The new U.S. family drama Life Unexpected and the sci-fiseries Caprica both wrapped just in time to escape the Olympic rush.

Meanwhile, the U.S. series Fringe, starring Vancouver's Josh Jackson, will continue filming through the Olympics. The show centres on a team of investigators who travel the U.S. -- expect the episodes filmed this month to be set in parts of the U.S. that look a lot like Langley.

As well, the comic adventure series Human Target continues filming through the games with stars Mark Valley, Jackie Earle Haley and Chi McBride wrapping production of their first season in early March.

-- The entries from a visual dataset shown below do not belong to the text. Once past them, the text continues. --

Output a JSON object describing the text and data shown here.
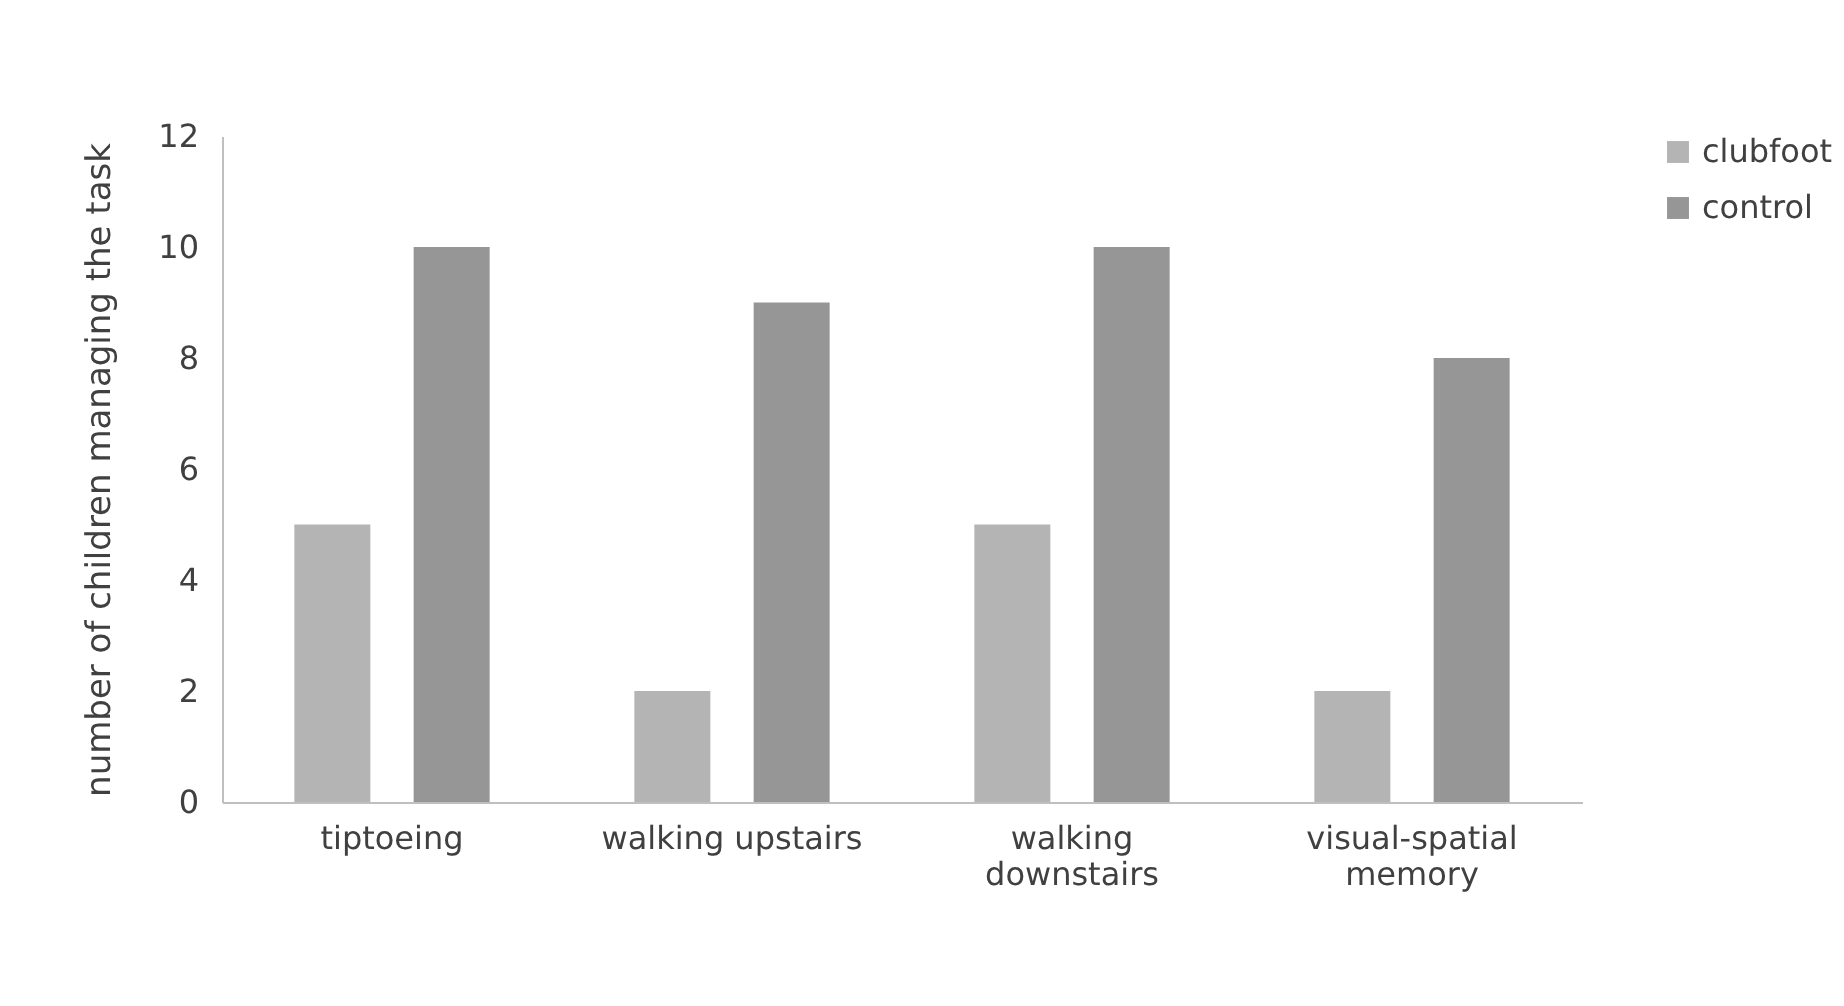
{
  "chart_data": {
    "type": "bar",
    "ylabel": "number of children managing the task",
    "categories": [
      "tiptoeing",
      "walking upstairs",
      "walking downstairs",
      "visual-spatial memory"
    ],
    "series": [
      {
        "name": "clubfoot",
        "color": "#b4b4b4",
        "values": [
          5,
          2,
          5,
          2
        ]
      },
      {
        "name": "control",
        "color": "#969696",
        "values": [
          10,
          9,
          10,
          8
        ]
      }
    ],
    "ylim": [
      0,
      12
    ],
    "yticks": [
      0,
      2,
      4,
      6,
      8,
      10,
      12
    ],
    "grid": false,
    "legend": "top right"
  }
}
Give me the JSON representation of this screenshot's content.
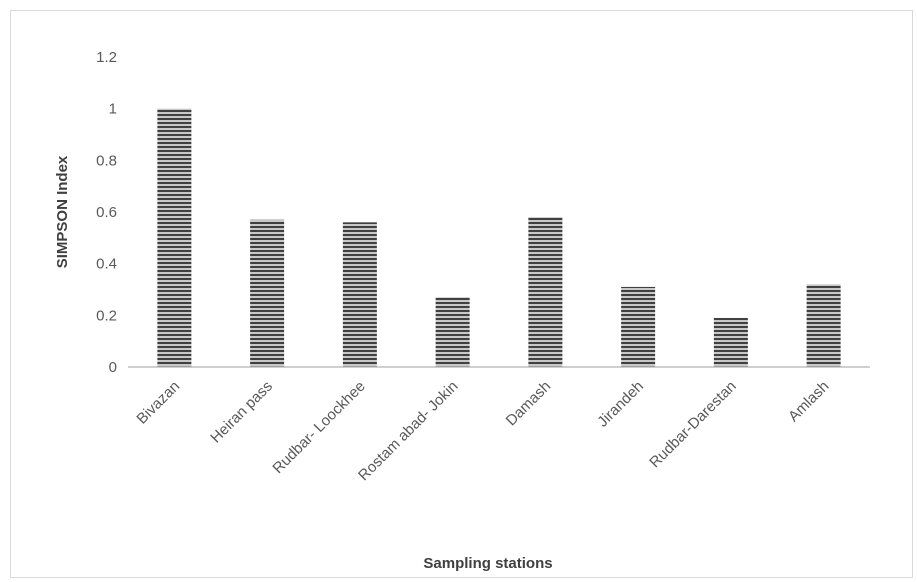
{
  "chart_data": {
    "type": "bar",
    "categories": [
      "Bivazan",
      "Heiran pass",
      "Rudbar- Loockhee",
      "Rostam abad- Jokin",
      "Damash",
      "Jirandeh",
      "Rudbar-Darestan",
      "Amlash"
    ],
    "values": [
      1.0,
      0.57,
      0.56,
      0.27,
      0.58,
      0.31,
      0.19,
      0.32
    ],
    "ylabel": "SIMPSON Index",
    "xlabel": "Sampling stations",
    "ylim": [
      0,
      1.2
    ],
    "yticks": [
      0,
      0.2,
      0.4,
      0.6,
      0.8,
      1,
      1.2
    ],
    "ytick_labels": [
      "0",
      "0.2",
      "0.4",
      "0.6",
      "0.8",
      "1",
      "1.2"
    ],
    "grid": false,
    "legend": "none",
    "bar_style": "horizontal-stripes",
    "colors": {
      "bar_fill": "#bfbfbf",
      "bar_stripe": "#404040",
      "axis": "#bfbfbf",
      "text": "#595959"
    }
  }
}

Jared Padalecki and Jensen Ackles, who star as the travelling demon-hunters of Supernatural, will continue work on their fifth season through the Games. That show is based outside Vancouver and frequently films at rural exteriors. The fifth season wraps at the end of March.

The new U.S. alien-invasion series V, starring Elizabeth Mitchell, started production of its remaining first-season episodes in January after filming the first four last fall. They will wrap in late April, filming through the Games.

On the feature side, Vancouver's Seth Rogen is set to produce and costar in his first hometown film project, an untitled black comedy about a writer diagnosed with cancer. That movie, which starts midway through the Olympics, also stars James McAvoy and Anna Kendrick.

The feature production year started slowly, which Hawkins attributes to a general economic downturn that tightened studio budgets in the middle of last year. Others blamed the slow start on provincial tax incentives that fell short of what was offered to producers in Ontario and other jurisdictions. B.C.'s provincial government last week sweetened film tax incentives to match those in Ontario, so big-budget feature production is expected to pick up in the spring.

That left a pre-Olympic window for a couple of Canadian indies. The low-budget feature Daydream Nation, starring Josh Lucas, Kat Dennings and Andie MacDowell, just wrapped filming this week on locations in Maple Ridge and Langley. Another Canadian indie, the paranormal drama Repeaters starring Dustin Milligan, Amanda Crew and Richard de Klerk, wrapped at the end of January.